In Photographing Montana, 1894-1928 (260 pages. Knopf $60), Donna Lucey, the writer who recovered Cameron’s work, draws heavily on Cameron’s diaries and photographs to draw a double portrait of an exceptional woman and a landscape unimaginably wild and lonesome looking. Turn-of-the-century Montana was all horizon. It swallowed up herds of cattle and sheep, scores of immigrants, towns, ranches, sodbuster huts and still looked empty. In Cameron’s photographs, even the animals look like they could use a friend.

Nervy, smart, independent and funny in an almost crackpot way, Cameron fit right in with this loony way of life.
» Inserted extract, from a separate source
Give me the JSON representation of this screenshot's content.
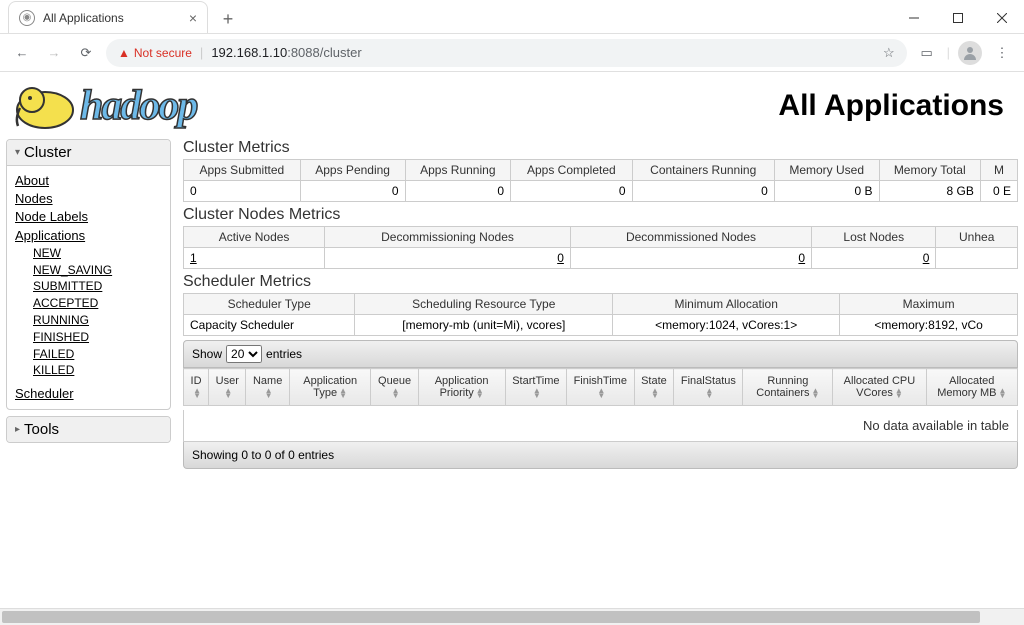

In her diary she records without so much as an exclamation mark a hunting trip with her husband where it was 20 below beside the stove in their tent, and she saw nothing unusual about riding 26 miles on horseback, carrying “folding tripod, camera & 12 plates, 18 mounted prints, and 1 … [photo] album” in order to spend several days photographing a sheep-shearing camp. She was habitually droll. Corresponding with a customer, she wrote, “I have been doubly unfortunate, having broken one of my ribs & also your negative–the last an irreparable fracture.”

Cameron photographed her subjects with abiding and egalitarian respect. Men, women and children of all economic and ethnic backgrounds stand on an equal footing before her camera. She was particularly apt at capturing the nutty dignity of these people, and she caught a lot that other photographers missed. Dexterity and know-how in particular won her heart. The pictures of her friends the Buckley sisters, who ran a ranch near hers, give off an almost giddy sense of their prowess. For all her self-effacing documentarian instincts, she was an artist in spite of herself. Time and again the visual poetry of line and shadow confound the chaos of frontier life without erasing a scrap of its rough jingle-jangle. This wonderful book rescues an astonishing photographer from oblivion.